Monitoring: After infusion, the patient requires a careful observation with a view of managing likely side effects that may be evident as well as determining the impact of the treatment. This is important for the safety of the patients over-emphasized as well as to make any possible changes to the management plan.

Figure 1: The entire CAR-T cell therapy process, from leukapheresis to monitoring, typically spans over 4-5 weeks. Each step is essential for the success of this personalized treatment approach, offering hope to patients with certain types of cancer.

The chimeric antigen receptors, or CARs, are engineered receptor proteins the burden a specific function onto an immune effector cell. In most conventional CARs, the domain that is charged with the responsibility of targeting consists of a single chain variable fragment (scFv), which is formed from the variable regions of both the heavy and light chains of antibodies, organized into a single binding interface.

But, advancement in this field has pushed research to create new forms of CAR constructs for antigen recognition that do not include scFvs. Some of the advanced designs, therefore, include the use of antibodies of the smallest form known as nanobodies.

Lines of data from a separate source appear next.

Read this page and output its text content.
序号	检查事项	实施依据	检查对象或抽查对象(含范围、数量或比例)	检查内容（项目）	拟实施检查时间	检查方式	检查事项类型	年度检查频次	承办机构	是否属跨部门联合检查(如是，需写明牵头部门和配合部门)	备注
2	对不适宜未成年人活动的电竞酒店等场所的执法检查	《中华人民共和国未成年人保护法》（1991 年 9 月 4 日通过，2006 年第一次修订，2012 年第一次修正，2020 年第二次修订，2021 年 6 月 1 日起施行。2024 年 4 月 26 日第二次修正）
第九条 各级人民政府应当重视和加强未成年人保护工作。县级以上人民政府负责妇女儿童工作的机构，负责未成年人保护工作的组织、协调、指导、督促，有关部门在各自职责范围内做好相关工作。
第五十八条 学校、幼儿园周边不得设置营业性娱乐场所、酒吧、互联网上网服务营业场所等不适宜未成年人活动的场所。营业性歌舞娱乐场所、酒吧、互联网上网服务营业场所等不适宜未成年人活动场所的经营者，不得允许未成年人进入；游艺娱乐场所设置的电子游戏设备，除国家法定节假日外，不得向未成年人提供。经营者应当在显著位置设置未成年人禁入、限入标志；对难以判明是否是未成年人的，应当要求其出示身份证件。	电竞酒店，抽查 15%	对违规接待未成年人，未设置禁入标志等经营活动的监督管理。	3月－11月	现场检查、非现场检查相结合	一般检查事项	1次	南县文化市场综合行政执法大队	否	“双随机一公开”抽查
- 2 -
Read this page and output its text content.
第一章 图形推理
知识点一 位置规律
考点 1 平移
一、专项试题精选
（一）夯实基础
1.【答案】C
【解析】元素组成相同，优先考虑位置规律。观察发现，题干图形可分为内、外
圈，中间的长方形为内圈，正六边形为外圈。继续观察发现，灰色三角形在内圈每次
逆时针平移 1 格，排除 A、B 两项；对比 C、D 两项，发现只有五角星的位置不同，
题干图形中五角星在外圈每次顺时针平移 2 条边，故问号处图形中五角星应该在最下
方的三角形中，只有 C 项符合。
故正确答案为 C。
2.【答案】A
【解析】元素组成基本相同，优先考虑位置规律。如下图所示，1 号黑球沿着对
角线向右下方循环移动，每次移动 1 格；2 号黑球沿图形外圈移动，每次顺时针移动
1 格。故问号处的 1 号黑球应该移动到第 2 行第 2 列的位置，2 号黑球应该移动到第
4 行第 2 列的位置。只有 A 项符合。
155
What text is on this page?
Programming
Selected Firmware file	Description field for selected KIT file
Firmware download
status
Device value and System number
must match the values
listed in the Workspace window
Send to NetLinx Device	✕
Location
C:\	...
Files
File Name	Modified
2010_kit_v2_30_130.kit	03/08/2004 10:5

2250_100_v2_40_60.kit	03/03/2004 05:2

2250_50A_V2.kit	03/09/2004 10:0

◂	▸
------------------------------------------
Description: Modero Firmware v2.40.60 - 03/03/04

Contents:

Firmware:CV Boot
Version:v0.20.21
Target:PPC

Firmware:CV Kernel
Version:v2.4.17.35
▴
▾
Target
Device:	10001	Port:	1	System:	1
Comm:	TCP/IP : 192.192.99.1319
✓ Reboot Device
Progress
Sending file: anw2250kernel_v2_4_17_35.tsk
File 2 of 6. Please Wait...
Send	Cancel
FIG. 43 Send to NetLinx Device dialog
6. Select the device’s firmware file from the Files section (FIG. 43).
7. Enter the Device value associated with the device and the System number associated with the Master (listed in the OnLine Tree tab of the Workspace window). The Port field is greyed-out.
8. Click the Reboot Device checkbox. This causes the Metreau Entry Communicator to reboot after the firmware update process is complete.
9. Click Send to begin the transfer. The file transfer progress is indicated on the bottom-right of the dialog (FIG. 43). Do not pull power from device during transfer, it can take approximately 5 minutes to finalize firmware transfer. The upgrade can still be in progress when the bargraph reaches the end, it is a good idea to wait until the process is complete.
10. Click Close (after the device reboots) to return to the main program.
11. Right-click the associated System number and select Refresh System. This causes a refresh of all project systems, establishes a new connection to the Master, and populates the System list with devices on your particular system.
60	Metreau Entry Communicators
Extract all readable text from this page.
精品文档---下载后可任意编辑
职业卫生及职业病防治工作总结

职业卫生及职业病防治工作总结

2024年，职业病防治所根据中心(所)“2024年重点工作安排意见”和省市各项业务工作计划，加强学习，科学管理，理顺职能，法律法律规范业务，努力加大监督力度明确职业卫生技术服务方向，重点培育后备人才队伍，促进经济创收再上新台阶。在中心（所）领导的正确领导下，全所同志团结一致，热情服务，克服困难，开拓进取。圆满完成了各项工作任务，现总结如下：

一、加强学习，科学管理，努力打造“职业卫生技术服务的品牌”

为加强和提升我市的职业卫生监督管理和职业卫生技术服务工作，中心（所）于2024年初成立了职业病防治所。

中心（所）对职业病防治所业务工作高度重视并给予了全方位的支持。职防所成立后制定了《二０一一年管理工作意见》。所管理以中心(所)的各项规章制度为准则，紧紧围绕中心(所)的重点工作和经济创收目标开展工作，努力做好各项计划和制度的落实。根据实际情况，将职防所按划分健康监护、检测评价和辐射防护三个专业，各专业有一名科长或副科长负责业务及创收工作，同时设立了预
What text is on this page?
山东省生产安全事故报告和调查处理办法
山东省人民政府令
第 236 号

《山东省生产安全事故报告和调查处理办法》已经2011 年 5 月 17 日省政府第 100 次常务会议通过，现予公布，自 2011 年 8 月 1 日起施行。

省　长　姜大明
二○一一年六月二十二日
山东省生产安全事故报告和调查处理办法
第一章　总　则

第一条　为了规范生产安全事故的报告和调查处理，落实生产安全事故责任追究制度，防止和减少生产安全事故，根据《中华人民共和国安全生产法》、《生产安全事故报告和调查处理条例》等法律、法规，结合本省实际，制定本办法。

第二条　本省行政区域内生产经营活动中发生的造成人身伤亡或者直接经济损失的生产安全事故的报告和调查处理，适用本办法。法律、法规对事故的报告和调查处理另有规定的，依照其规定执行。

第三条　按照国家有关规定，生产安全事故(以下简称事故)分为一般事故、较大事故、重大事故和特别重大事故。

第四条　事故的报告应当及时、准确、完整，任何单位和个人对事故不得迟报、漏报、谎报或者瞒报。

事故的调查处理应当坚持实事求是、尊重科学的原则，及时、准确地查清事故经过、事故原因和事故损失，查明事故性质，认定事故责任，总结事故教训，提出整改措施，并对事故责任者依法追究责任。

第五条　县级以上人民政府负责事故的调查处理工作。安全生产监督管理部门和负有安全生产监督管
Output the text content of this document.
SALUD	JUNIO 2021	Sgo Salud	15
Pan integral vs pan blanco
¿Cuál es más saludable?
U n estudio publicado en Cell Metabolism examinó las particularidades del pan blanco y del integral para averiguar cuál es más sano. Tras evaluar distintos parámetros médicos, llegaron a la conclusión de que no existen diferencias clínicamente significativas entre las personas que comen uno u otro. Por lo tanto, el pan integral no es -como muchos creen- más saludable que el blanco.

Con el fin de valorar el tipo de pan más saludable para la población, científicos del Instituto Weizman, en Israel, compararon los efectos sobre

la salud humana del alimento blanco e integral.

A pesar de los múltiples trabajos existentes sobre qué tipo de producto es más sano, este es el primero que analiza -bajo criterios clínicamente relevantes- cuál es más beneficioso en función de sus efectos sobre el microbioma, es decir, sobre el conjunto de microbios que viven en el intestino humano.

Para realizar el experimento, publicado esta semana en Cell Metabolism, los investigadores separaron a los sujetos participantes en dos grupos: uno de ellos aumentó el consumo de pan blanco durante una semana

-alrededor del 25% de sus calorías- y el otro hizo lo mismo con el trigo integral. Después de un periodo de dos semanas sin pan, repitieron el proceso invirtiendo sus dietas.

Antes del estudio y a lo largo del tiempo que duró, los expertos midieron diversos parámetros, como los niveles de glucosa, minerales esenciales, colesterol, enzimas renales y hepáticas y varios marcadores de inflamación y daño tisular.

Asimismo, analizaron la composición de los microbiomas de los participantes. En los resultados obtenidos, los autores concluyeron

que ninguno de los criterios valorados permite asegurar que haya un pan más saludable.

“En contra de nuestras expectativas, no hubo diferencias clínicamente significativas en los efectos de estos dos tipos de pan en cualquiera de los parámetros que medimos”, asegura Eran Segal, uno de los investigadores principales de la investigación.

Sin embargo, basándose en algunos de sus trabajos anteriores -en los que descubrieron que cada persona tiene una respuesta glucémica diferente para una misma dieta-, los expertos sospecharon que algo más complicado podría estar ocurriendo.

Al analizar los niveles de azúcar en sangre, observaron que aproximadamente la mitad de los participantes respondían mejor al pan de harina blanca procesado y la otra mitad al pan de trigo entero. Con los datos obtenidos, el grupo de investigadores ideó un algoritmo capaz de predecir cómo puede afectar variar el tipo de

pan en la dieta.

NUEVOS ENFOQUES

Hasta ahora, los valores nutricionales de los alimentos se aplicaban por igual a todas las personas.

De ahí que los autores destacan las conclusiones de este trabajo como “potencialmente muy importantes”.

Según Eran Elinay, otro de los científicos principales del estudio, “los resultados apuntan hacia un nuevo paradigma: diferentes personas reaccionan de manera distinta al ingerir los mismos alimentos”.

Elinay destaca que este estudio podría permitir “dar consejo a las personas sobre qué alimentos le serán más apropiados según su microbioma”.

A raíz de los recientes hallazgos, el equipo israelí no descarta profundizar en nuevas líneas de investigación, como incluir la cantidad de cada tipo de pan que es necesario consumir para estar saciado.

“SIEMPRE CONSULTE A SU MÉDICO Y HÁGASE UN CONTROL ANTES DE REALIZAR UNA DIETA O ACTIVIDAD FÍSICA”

This is in comparison to other types of antibodies, which, while giving similar or even superior results, include disadvantages such as large size and instability.

Another type of proteins commonly employed in the current CAR constructions are, so-called designed ankyrin repeat proteins or DARPins. DARPins are small calorimetric proteins that have been used in multipurpose affinity matrices and are easy to engineer and express for the purpose of binding to a desired antigen in a selective manner.

Moreover, some CAR designs include ligands or whole receptors that ordinarily attach itself to the concerned antigen. This approach can potentially increase the stringency of the CAR-T cells and also decrease mobilisation of the CAR-T cells to other tissues.

In targeting antigen more diverse, it will create an advantage in optimizing the constructions of CAR constructs and enhance the safety and effectiveness of CAR-T cells that make them applicable in the treatment of different types of cancers.

Figure 2: In most CAR constructs the targeting module consist of a single-chain variable fragment (scFv). Novel CAR constructs can also possess nanobodies, designed ankyrin repeat proteins (DARPins), ligands, or receptors instead of scFvs for target recognition.